There are lots of ways to process the case data held by Statistics via Python, but the case data has to be read explicitly using the spss.Cursor, spssdata.Spssdata, or spss.Dataset class. It does not live in the Python namespace.
In this case the simplest thing to do would be to just substitute the formula for seq into the later references. There are many other ways to tackle this.
Also, get rid of those EXECUTE calls. They just force unnecessary data passes. Statistics will automatically pass the data when it needs to based on the command stream.
Hi I just stumbled across this, and you've probably moved on, but it might help other folks. I don't thing you actually need to access have Python access the SPSS values.

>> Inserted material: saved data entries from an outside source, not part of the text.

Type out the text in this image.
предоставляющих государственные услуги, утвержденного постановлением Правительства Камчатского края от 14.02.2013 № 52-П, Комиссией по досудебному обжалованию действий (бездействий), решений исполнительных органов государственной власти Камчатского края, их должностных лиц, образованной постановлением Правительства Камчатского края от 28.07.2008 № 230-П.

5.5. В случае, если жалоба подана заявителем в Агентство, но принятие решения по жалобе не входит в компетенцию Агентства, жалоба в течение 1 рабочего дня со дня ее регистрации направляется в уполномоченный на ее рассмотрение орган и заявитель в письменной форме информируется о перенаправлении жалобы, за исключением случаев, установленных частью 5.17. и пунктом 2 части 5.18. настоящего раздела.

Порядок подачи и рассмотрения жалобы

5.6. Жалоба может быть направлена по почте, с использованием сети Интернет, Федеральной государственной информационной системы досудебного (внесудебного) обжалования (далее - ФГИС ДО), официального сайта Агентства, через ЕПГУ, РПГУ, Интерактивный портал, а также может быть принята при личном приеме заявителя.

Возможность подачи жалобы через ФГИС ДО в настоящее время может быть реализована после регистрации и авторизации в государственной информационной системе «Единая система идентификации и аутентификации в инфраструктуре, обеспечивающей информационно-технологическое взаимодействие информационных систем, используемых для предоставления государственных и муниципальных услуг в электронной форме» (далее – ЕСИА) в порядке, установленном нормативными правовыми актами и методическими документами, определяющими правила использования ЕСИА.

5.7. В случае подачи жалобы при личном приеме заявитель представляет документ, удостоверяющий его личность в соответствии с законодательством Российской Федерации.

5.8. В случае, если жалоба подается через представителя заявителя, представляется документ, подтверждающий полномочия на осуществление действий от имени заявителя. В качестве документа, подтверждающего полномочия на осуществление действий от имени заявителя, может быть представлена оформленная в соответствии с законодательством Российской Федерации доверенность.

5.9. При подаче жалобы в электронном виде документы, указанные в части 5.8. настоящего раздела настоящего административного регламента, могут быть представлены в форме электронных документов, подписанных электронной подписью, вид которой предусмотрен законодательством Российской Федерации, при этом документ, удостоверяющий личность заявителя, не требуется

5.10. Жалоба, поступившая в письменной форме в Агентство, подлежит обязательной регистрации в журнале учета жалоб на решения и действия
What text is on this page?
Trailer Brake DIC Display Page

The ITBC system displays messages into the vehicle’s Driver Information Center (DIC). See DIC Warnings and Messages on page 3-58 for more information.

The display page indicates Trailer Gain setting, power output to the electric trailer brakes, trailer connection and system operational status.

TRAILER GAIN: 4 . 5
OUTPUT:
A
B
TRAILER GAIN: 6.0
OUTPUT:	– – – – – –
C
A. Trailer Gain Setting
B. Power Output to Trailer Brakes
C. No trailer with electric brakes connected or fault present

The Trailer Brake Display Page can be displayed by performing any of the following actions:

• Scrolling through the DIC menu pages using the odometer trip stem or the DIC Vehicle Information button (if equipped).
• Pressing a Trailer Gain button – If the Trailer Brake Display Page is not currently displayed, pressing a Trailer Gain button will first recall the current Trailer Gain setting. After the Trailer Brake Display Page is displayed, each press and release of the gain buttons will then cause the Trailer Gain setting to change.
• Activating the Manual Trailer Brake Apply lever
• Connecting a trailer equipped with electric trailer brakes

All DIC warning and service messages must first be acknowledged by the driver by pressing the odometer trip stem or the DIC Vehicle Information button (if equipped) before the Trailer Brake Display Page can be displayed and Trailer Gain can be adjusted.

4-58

I think something like this might work:
BEGIN PROGRAM PYTHON.
import spss
for i in range(1,13):
k = "COMPUTE seq = COMDigit" + str(i) + "Seq."
l = "Do if seq = " + str(i)+ "."
m = "COMPUTE COM" + str(i) + "thWidth = COMDigit" + str(i) + "Width."
n = "COMPUTE COM" + str(i) + "thHgt = COMDigit" + str(i) + "Hgt."
o = "End if."
print k
print l
print m
print n
print o
spss.Submit(k)
spss.Submit(l)
spss.Submit(m)
spss.Submit(n)
spss.Submit(o)
spss.Submit("EXECUTE.")
END PROGRAM.
But I'd have to see the data to make sure I'm understanding your problem correctly. Also, the print stuff makes the code look ugly, but its the only way I can keep a handle on whats going on under the hood. Cheerio!